1. Optimal Substructure: The solution to the Distinct Subset Sum Problem can be derived from the optimal solutions of smaller subproblems.
- Include the current element in the subset: If the current element (arr[i]) is included in the subset, the new required sum becomes sum + arr[i].
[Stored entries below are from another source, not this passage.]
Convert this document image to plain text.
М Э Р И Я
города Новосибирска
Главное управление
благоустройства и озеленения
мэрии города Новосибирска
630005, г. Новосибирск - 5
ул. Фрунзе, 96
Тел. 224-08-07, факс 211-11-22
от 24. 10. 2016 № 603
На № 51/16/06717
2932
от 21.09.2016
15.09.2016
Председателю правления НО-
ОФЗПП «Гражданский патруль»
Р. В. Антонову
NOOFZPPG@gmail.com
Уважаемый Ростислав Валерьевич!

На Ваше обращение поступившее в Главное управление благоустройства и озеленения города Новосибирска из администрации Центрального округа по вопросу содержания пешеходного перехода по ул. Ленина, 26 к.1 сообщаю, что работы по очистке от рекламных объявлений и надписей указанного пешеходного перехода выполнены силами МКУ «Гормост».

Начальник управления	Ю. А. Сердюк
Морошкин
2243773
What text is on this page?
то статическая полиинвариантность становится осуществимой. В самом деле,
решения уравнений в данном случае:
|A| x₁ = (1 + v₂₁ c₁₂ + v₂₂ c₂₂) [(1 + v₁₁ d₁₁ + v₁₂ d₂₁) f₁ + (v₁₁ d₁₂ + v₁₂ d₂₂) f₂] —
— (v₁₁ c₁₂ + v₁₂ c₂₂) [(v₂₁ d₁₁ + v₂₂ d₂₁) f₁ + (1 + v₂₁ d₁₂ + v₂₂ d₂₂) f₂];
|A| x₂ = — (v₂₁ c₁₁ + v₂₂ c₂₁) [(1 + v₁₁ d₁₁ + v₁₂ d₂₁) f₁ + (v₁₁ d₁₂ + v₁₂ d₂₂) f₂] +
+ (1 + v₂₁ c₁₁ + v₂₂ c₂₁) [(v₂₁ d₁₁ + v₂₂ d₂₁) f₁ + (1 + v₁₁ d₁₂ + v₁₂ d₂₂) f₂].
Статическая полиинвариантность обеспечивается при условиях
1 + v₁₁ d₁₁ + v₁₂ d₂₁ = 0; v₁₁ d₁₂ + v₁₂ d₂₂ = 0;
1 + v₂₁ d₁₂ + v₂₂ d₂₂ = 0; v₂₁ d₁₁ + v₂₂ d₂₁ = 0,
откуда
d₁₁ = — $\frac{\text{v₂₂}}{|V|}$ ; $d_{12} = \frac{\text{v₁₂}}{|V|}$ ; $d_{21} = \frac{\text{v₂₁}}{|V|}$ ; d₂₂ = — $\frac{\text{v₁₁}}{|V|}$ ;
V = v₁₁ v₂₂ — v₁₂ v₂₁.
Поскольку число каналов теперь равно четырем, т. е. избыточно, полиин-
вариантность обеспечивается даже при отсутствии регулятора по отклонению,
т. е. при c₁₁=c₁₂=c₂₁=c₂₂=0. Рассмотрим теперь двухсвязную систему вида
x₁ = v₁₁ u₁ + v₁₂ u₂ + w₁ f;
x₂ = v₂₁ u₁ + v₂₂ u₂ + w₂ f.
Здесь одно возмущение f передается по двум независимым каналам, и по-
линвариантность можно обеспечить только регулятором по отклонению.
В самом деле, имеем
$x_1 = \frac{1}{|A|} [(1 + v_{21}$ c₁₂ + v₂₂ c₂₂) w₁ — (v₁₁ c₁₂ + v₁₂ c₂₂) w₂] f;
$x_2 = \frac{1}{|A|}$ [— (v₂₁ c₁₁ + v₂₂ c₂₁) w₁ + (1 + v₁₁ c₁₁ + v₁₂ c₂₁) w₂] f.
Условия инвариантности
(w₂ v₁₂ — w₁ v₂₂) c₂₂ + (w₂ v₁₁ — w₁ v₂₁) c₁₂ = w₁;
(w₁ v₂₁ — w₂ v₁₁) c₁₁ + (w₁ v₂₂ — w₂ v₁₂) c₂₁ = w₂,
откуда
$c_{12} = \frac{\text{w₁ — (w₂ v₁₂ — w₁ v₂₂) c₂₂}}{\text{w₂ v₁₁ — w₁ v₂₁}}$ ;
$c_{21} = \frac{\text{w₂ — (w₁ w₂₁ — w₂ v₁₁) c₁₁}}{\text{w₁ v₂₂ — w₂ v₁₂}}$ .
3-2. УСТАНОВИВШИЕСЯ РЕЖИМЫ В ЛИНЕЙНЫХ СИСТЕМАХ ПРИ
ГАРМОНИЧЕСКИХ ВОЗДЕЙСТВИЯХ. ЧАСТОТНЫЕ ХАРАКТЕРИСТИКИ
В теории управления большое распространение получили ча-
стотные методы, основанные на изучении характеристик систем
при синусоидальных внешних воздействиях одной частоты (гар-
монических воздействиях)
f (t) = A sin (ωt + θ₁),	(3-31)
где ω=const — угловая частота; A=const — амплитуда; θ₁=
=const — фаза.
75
- Exclude the current element from the subset: If the current element is excluded, the required sum remains the same.
2. Overlapping Subproblems: In this case, the subproblems overlap because the same subset sums are computed multiple times during recursion. For example, when considering an element in the set, the same sum can be encountered in different recursive calls.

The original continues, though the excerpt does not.